-- И к бабе своей ездит, -- сказал Кузя. -- Приедет, сейчас в степь гулять, за руки возьмутся. И тоже, заметьте, костер раскладывать... Пошли они раз к рощице, я спрятался, а они сели -- ну, в двух шагах от меня, никак не дале, двинуться мне невозможно, а меня мошка жигат. Начали они про коммуну говорить, поцеловались раз, очень благородно, терпят, -- а мне нет никакого терпенья, а двинуться никак нельзя, я и говорю: -- "Извините меня, Антон Иваныч, мошка заела!" -- Она как вскочит, на него -- "это что такое?" -- Сердито так. -- Мне он ничего не сказал, как бы и не было...
-- Надо-ть идтить часы стоять, -- пойду я, до-свиданьица, -- сказал старик в кафтане.
-- И то ступай с богом, спать надо-ть, -- отозвалась Маряша и зевнула.
Кузя высек искру, запалил трут, раскурил цигарку, осветились его кошачьи усы. -- "Так, стало-ть, кстати сказать, мужику в смысле глаз помочь никак невозможно?" -- строго спросил он, -- "ни молитвой, ни заговором?"
-- Помочь ему никак нельзя, леший глаза вылупил. Надо-ть подорожником прикладывать, чтобы мозги не вытекли, -- сказал старик. -- Прощевайте! -- старик поднялся, пошел не спеша, с батогом в руке вниз к Волге, светлели из-под кафтана белые обмотки и лапти.
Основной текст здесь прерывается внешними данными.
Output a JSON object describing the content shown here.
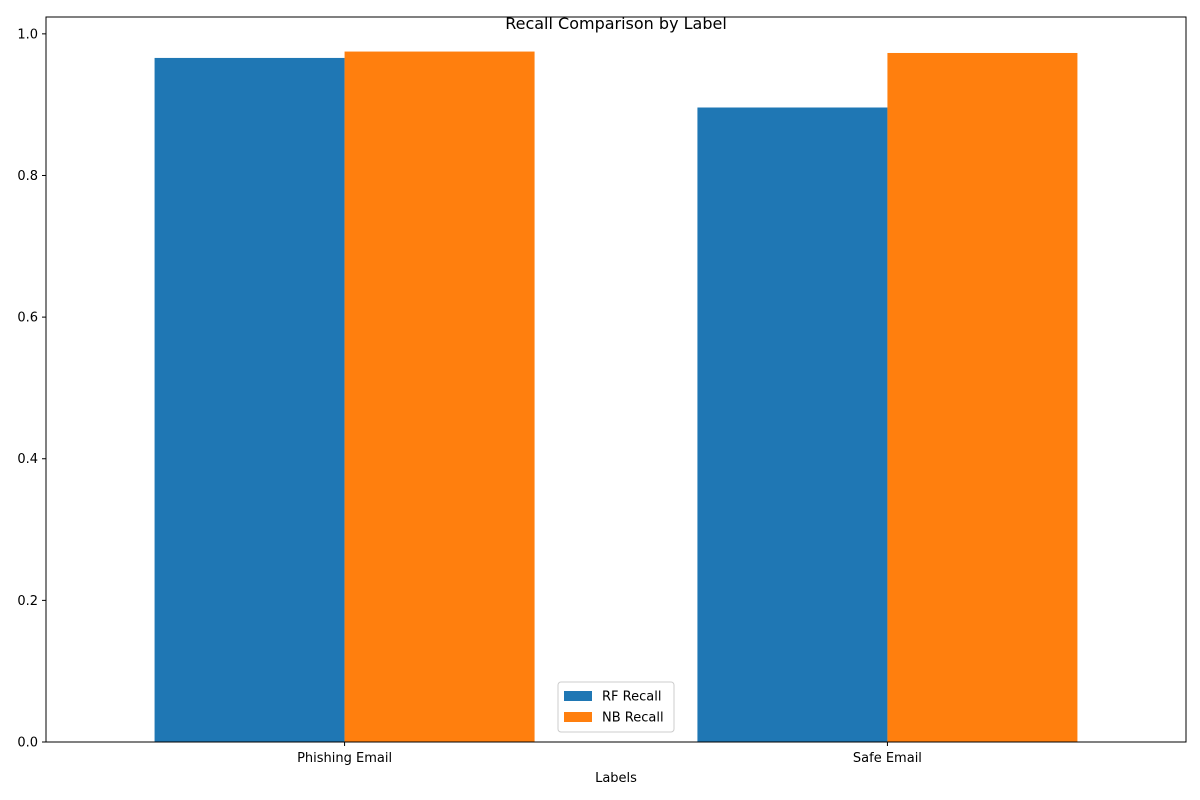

Вслед ему крикнула Катяша: -- "Отец Игнат, ты, баю, зайди, у моего бычка бельма на глазах, полечи!"
Заговорил напевно Кузя: -- "Да-а, вот, кстати сказать, выходит, хотел Илья Иваныч над попами потешаться, а вышло совсем наоборот...
-- Я тебе яичек принесла, Маряш, -- сказала, перебивая Кузю, Катяша. -- Для барина. Ты почем ему носишь?
-- По сорок пять.
-- Я за двадцать у немцев взяла. Потом сочтемся.
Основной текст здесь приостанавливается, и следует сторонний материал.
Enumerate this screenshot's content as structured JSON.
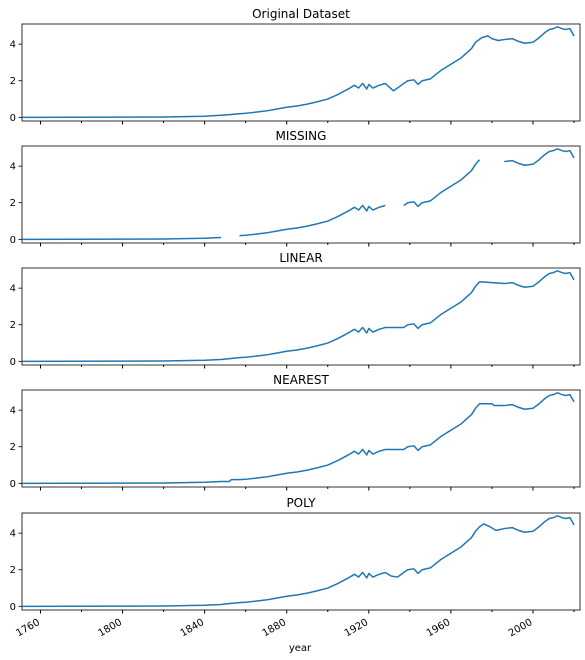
{
  "figure": {
    "xlabel": "year"
  },
  "chart_data": [
    {
      "type": "line",
      "title": "Original Dataset",
      "xlim": [
        1751,
        2020
      ],
      "ylim": [
        -0.2,
        5.1
      ],
      "yticks": [
        0,
        2,
        4
      ],
      "segments": [
        [
          [
            1751,
            0.0
          ],
          [
            1800,
            0.01
          ],
          [
            1820,
            0.02
          ],
          [
            1840,
            0.06
          ],
          [
            1850,
            0.13
          ],
          [
            1860,
            0.22
          ],
          [
            1870,
            0.35
          ],
          [
            1875,
            0.45
          ],
          [
            1880,
            0.55
          ],
          [
            1885,
            0.62
          ],
          [
            1890,
            0.72
          ],
          [
            1895,
            0.85
          ],
          [
            1900,
            1.0
          ],
          [
            1905,
            1.25
          ],
          [
            1910,
            1.55
          ],
          [
            1913,
            1.75
          ],
          [
            1915,
            1.6
          ],
          [
            1917,
            1.85
          ],
          [
            1919,
            1.55
          ],
          [
            1920,
            1.8
          ],
          [
            1922,
            1.6
          ],
          [
            1925,
            1.75
          ],
          [
            1928,
            1.85
          ],
          [
            1930,
            1.65
          ],
          [
            1932,
            1.45
          ],
          [
            1934,
            1.6
          ],
          [
            1937,
            1.85
          ],
          [
            1939,
            2.0
          ],
          [
            1942,
            2.05
          ],
          [
            1944,
            1.8
          ],
          [
            1946,
            2.0
          ],
          [
            1950,
            2.1
          ],
          [
            1955,
            2.55
          ],
          [
            1960,
            2.9
          ],
          [
            1965,
            3.25
          ],
          [
            1970,
            3.75
          ],
          [
            1972,
            4.1
          ],
          [
            1975,
            4.35
          ],
          [
            1978,
            4.45
          ],
          [
            1980,
            4.3
          ],
          [
            1983,
            4.2
          ],
          [
            1986,
            4.25
          ],
          [
            1990,
            4.3
          ],
          [
            1993,
            4.15
          ],
          [
            1996,
            4.05
          ],
          [
            2000,
            4.1
          ],
          [
            2003,
            4.35
          ],
          [
            2006,
            4.65
          ],
          [
            2008,
            4.8
          ],
          [
            2010,
            4.85
          ],
          [
            2012,
            4.95
          ],
          [
            2014,
            4.85
          ],
          [
            2016,
            4.8
          ],
          [
            2018,
            4.85
          ],
          [
            2020,
            4.45
          ]
        ]
      ]
    },
    {
      "type": "line",
      "title": "MISSING",
      "xlim": [
        1751,
        2020
      ],
      "ylim": [
        -0.2,
        5.1
      ],
      "yticks": [
        0,
        2,
        4
      ],
      "segments": [
        [
          [
            1751,
            0.0
          ],
          [
            1800,
            0.01
          ],
          [
            1820,
            0.02
          ],
          [
            1840,
            0.06
          ],
          [
            1848,
            0.1
          ]
        ],
        [
          [
            1857,
            0.2
          ],
          [
            1860,
            0.22
          ],
          [
            1870,
            0.35
          ],
          [
            1875,
            0.45
          ],
          [
            1880,
            0.55
          ],
          [
            1885,
            0.62
          ],
          [
            1890,
            0.72
          ],
          [
            1895,
            0.85
          ],
          [
            1900,
            1.0
          ],
          [
            1905,
            1.25
          ],
          [
            1910,
            1.55
          ],
          [
            1913,
            1.75
          ],
          [
            1915,
            1.6
          ],
          [
            1917,
            1.85
          ],
          [
            1919,
            1.55
          ],
          [
            1920,
            1.8
          ],
          [
            1922,
            1.6
          ],
          [
            1925,
            1.75
          ],
          [
            1928,
            1.85
          ]
        ],
        [
          [
            1937,
            1.85
          ],
          [
            1939,
            2.0
          ],
          [
            1942,
            2.05
          ],
          [
            1944,
            1.8
          ],
          [
            1946,
            2.0
          ],
          [
            1950,
            2.1
          ],
          [
            1955,
            2.55
          ],
          [
            1960,
            2.9
          ],
          [
            1965,
            3.25
          ],
          [
            1970,
            3.75
          ],
          [
            1972,
            4.1
          ],
          [
            1974,
            4.35
          ]
        ],
        [
          [
            1986,
            4.25
          ],
          [
            1990,
            4.3
          ],
          [
            1993,
            4.15
          ],
          [
            1996,
            4.05
          ],
          [
            2000,
            4.1
          ],
          [
            2003,
            4.35
          ],
          [
            2006,
            4.65
          ],
          [
            2008,
            4.8
          ],
          [
            2010,
            4.85
          ],
          [
            2012,
            4.95
          ],
          [
            2014,
            4.85
          ],
          [
            2016,
            4.8
          ],
          [
            2018,
            4.85
          ],
          [
            2020,
            4.45
          ]
        ]
      ]
    },
    {
      "type": "line",
      "title": "LINEAR",
      "xlim": [
        1751,
        2020
      ],
      "ylim": [
        -0.2,
        5.1
      ],
      "yticks": [
        0,
        2,
        4
      ],
      "segments": [
        [
          [
            1751,
            0.0
          ],
          [
            1800,
            0.01
          ],
          [
            1820,
            0.02
          ],
          [
            1840,
            0.06
          ],
          [
            1848,
            0.1
          ],
          [
            1857,
            0.2
          ],
          [
            1860,
            0.22
          ],
          [
            1870,
            0.35
          ],
          [
            1875,
            0.45
          ],
          [
            1880,
            0.55
          ],
          [
            1885,
            0.62
          ],
          [
            1890,
            0.72
          ],
          [
            1895,
            0.85
          ],
          [
            1900,
            1.0
          ],
          [
            1905,
            1.25
          ],
          [
            1910,
            1.55
          ],
          [
            1913,
            1.75
          ],
          [
            1915,
            1.6
          ],
          [
            1917,
            1.85
          ],
          [
            1919,
            1.55
          ],
          [
            1920,
            1.8
          ],
          [
            1922,
            1.6
          ],
          [
            1925,
            1.75
          ],
          [
            1928,
            1.85
          ],
          [
            1937,
            1.85
          ],
          [
            1939,
            2.0
          ],
          [
            1942,
            2.05
          ],
          [
            1944,
            1.8
          ],
          [
            1946,
            2.0
          ],
          [
            1950,
            2.1
          ],
          [
            1955,
            2.55
          ],
          [
            1960,
            2.9
          ],
          [
            1965,
            3.25
          ],
          [
            1970,
            3.75
          ],
          [
            1972,
            4.1
          ],
          [
            1974,
            4.35
          ],
          [
            1986,
            4.25
          ],
          [
            1990,
            4.3
          ],
          [
            1993,
            4.15
          ],
          [
            1996,
            4.05
          ],
          [
            2000,
            4.1
          ],
          [
            2003,
            4.35
          ],
          [
            2006,
            4.65
          ],
          [
            2008,
            4.8
          ],
          [
            2010,
            4.85
          ],
          [
            2012,
            4.95
          ],
          [
            2014,
            4.85
          ],
          [
            2016,
            4.8
          ],
          [
            2018,
            4.85
          ],
          [
            2020,
            4.45
          ]
        ]
      ]
    },
    {
      "type": "line",
      "title": "NEAREST",
      "xlim": [
        1751,
        2020
      ],
      "ylim": [
        -0.2,
        5.1
      ],
      "yticks": [
        0,
        2,
        4
      ],
      "segments": [
        [
          [
            1751,
            0.0
          ],
          [
            1800,
            0.01
          ],
          [
            1820,
            0.02
          ],
          [
            1840,
            0.06
          ],
          [
            1848,
            0.1
          ],
          [
            1852,
            0.1
          ],
          [
            1853,
            0.2
          ],
          [
            1857,
            0.2
          ],
          [
            1860,
            0.22
          ],
          [
            1870,
            0.35
          ],
          [
            1875,
            0.45
          ],
          [
            1880,
            0.55
          ],
          [
            1885,
            0.62
          ],
          [
            1890,
            0.72
          ],
          [
            1895,
            0.85
          ],
          [
            1900,
            1.0
          ],
          [
            1905,
            1.25
          ],
          [
            1910,
            1.55
          ],
          [
            1913,
            1.75
          ],
          [
            1915,
            1.6
          ],
          [
            1917,
            1.85
          ],
          [
            1919,
            1.55
          ],
          [
            1920,
            1.8
          ],
          [
            1922,
            1.6
          ],
          [
            1925,
            1.75
          ],
          [
            1928,
            1.85
          ],
          [
            1937,
            1.85
          ],
          [
            1939,
            2.0
          ],
          [
            1942,
            2.05
          ],
          [
            1944,
            1.8
          ],
          [
            1946,
            2.0
          ],
          [
            1950,
            2.1
          ],
          [
            1955,
            2.55
          ],
          [
            1960,
            2.9
          ],
          [
            1965,
            3.25
          ],
          [
            1970,
            3.75
          ],
          [
            1972,
            4.1
          ],
          [
            1974,
            4.35
          ],
          [
            1980,
            4.35
          ],
          [
            1981,
            4.25
          ],
          [
            1986,
            4.25
          ],
          [
            1990,
            4.3
          ],
          [
            1993,
            4.15
          ],
          [
            1996,
            4.05
          ],
          [
            2000,
            4.1
          ],
          [
            2003,
            4.35
          ],
          [
            2006,
            4.65
          ],
          [
            2008,
            4.8
          ],
          [
            2010,
            4.85
          ],
          [
            2012,
            4.95
          ],
          [
            2014,
            4.85
          ],
          [
            2016,
            4.8
          ],
          [
            2018,
            4.85
          ],
          [
            2020,
            4.45
          ]
        ]
      ]
    },
    {
      "type": "line",
      "title": "POLY",
      "xlim": [
        1751,
        2020
      ],
      "ylim": [
        -0.2,
        5.1
      ],
      "yticks": [
        0,
        2,
        4
      ],
      "segments": [
        [
          [
            1751,
            0.0
          ],
          [
            1800,
            0.01
          ],
          [
            1820,
            0.02
          ],
          [
            1840,
            0.06
          ],
          [
            1848,
            0.1
          ],
          [
            1850,
            0.13
          ],
          [
            1853,
            0.16
          ],
          [
            1857,
            0.2
          ],
          [
            1860,
            0.22
          ],
          [
            1870,
            0.35
          ],
          [
            1875,
            0.45
          ],
          [
            1880,
            0.55
          ],
          [
            1885,
            0.62
          ],
          [
            1890,
            0.72
          ],
          [
            1895,
            0.85
          ],
          [
            1900,
            1.0
          ],
          [
            1905,
            1.25
          ],
          [
            1910,
            1.55
          ],
          [
            1913,
            1.75
          ],
          [
            1915,
            1.6
          ],
          [
            1917,
            1.85
          ],
          [
            1919,
            1.55
          ],
          [
            1920,
            1.8
          ],
          [
            1922,
            1.6
          ],
          [
            1925,
            1.75
          ],
          [
            1928,
            1.85
          ],
          [
            1931,
            1.65
          ],
          [
            1934,
            1.6
          ],
          [
            1937,
            1.85
          ],
          [
            1939,
            2.0
          ],
          [
            1942,
            2.05
          ],
          [
            1944,
            1.8
          ],
          [
            1946,
            2.0
          ],
          [
            1950,
            2.1
          ],
          [
            1955,
            2.55
          ],
          [
            1960,
            2.9
          ],
          [
            1965,
            3.25
          ],
          [
            1970,
            3.75
          ],
          [
            1972,
            4.1
          ],
          [
            1974,
            4.35
          ],
          [
            1976,
            4.5
          ],
          [
            1979,
            4.35
          ],
          [
            1982,
            4.15
          ],
          [
            1984,
            4.2
          ],
          [
            1986,
            4.25
          ],
          [
            1990,
            4.3
          ],
          [
            1993,
            4.15
          ],
          [
            1996,
            4.05
          ],
          [
            2000,
            4.1
          ],
          [
            2003,
            4.35
          ],
          [
            2006,
            4.65
          ],
          [
            2008,
            4.8
          ],
          [
            2010,
            4.85
          ],
          [
            2012,
            4.95
          ],
          [
            2014,
            4.85
          ],
          [
            2016,
            4.8
          ],
          [
            2018,
            4.85
          ],
          [
            2020,
            4.45
          ]
        ]
      ]
    }
  ],
  "xticks": [
    1760,
    1800,
    1840,
    1880,
    1920,
    1960,
    2000
  ],
  "colors": {
    "line": "#1f77b4",
    "axis": "#000000",
    "text": "#000000"
  }
}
-- У тебя, Ягорушка, как в смысле хлеба? -- спросил Кузя.
-- Хлеба у нас нет, все на избу истратили. Мужик лесу теперь не берет, -- сам ворует. В смысле хлеба -- табак. Вот брату моему в городе повезло, прямо сказать, счастье привалило. Приходит к нему со станции свояк, говорит: -- "Вот тебе сорок пудов хлеба, продай за меня на базаре, отблагодарю, -- а мне продавать никак некогда." Ну, брат согласился, продал всю муку, деньги в бочку, в яму, -- осталось всего три пуда. Тут его и сцапали, брата-то, -- милиция. Мука-то выходит ворованная, со станции. Ну, брата в холодную. -- "Где вся мука?" -- "Не знаю." -- "Где взял муку?" -- "На базаре, у кого -- не припомню." Так на этом и уперся, как бык в ворота, свояка не выдал, три недели в тюрьме держали, все допрашивали, потом, конечно, отпустили. Свояк было к нему подкатился, -- а он на него: -- "Ах ты, пятая нога, ворованным торговать?! В ноги кланяйся, что не выдал!" -- "А деньги?" -- "Все, брат, отобрали, бога надо благодарить, что шкура цела осталась..." -- Свояк так и ушел ни с чем, даже благодарил брата, самогон выставлял... А брат с этих денег пошел и пошел, торговлю открыл, в галошах ходит, -- прямо с неба свалилось счастье, -- Егор помолчал. -- Яйца у меня в картузе, восемь штук, -- возьми, Маряш.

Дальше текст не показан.